John Handford Ryley (c. 1841 – 28 July 1922) was an English singer and actor, best known for his performances in the comic baritone roles of the Savoy Operas with the D'Oyly Carte Opera Company, particularly in America. His second wife was D'Oyly Carte performer, actress and playwright Madeleine Lucette Ryley.
Ryley married actress Marie Barnam in 1864, and they had a daughter, Wallace (b. 1869). The couple performed a comic duet and dance act in London and on tour, and they were engaged at the Gaiety Theatre, London in 1872. A New York critic later claimed that their "Dancing Quakers" routine was parodied by Margaret and Despard in Gilbert and Sullivan's 1887 opera Ruddigore. Ryley also appeared at The Gaiety in a musical play, Ali Baba a la Mode, in 1872. He and Barnam soon separated. In 1875, Ryley played Fernando in the comic opera Cattarina by Robert Reece and Frederic Clay at the Charing Cross Theatre and later on tour. In Manchester in 1876, he played Captain Flint in The Sultan of Mocha by Alfred Cellier. Later that year, he created the role of Zapeter in W. S. Gilbert and Clay's Princess Toto at the Theatre Royal in Nottingham and on tour in the provinces and next played Amen Squeak in Nell Gwynne by Cellier at Prince's Theatre in Manchester.

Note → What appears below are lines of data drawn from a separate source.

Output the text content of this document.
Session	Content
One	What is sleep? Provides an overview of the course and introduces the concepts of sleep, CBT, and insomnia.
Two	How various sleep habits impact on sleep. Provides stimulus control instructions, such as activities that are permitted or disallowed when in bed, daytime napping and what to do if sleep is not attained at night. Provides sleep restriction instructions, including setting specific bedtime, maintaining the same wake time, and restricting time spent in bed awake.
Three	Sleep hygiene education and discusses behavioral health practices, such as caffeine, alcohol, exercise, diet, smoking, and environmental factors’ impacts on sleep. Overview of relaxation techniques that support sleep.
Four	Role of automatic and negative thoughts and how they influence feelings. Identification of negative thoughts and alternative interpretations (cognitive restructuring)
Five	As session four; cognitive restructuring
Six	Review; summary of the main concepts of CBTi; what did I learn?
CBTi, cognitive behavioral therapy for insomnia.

Ryley joined Richard D'Oyly Carte's Comedy-Opera Company Ltd. in 1878, appearing as John Wellington Wells in the first provincial production of The Sorcerer, and the Learned Judge in Trial by Jury on the same bill. In September 1878, the company gave the first provincial tour of H.M.S. Pinafore, with Ryley as Sir Joseph Porter. In October the company added Congenial Souls, a one-act farce written by Ryley using music by Jacques Offenbach, to the program as a curtain raiser. This appears to be the only play written by Ryley. Madeleine Lucette (1858–1934) appeared together with Riley on tour with the D'Oyly Carte company in 1878, and she played Clara in his curtain raiser, while he played Adolphus. In 1879, Ryley was chosen to play Sir Joseph in the first authentic American production of Pinafore at New York City's Fifth Avenue Theatre, which opened on December 1, 1879. On December 31 of that year, in the same theatre, he created the role of Major General Stanley in The Pirates of Penzance and continued with the role in the U.S. tour until June 1880. Over the next several years, Ryley and the much younger Lucette both performed in America, sometimes together, over the next several years, behaving as if married, and eventually lived in New Rochelle, New York, together with his daughter Wallace. They were not legally married until 1890, however, after Ryley finalized his divorce from his first wife.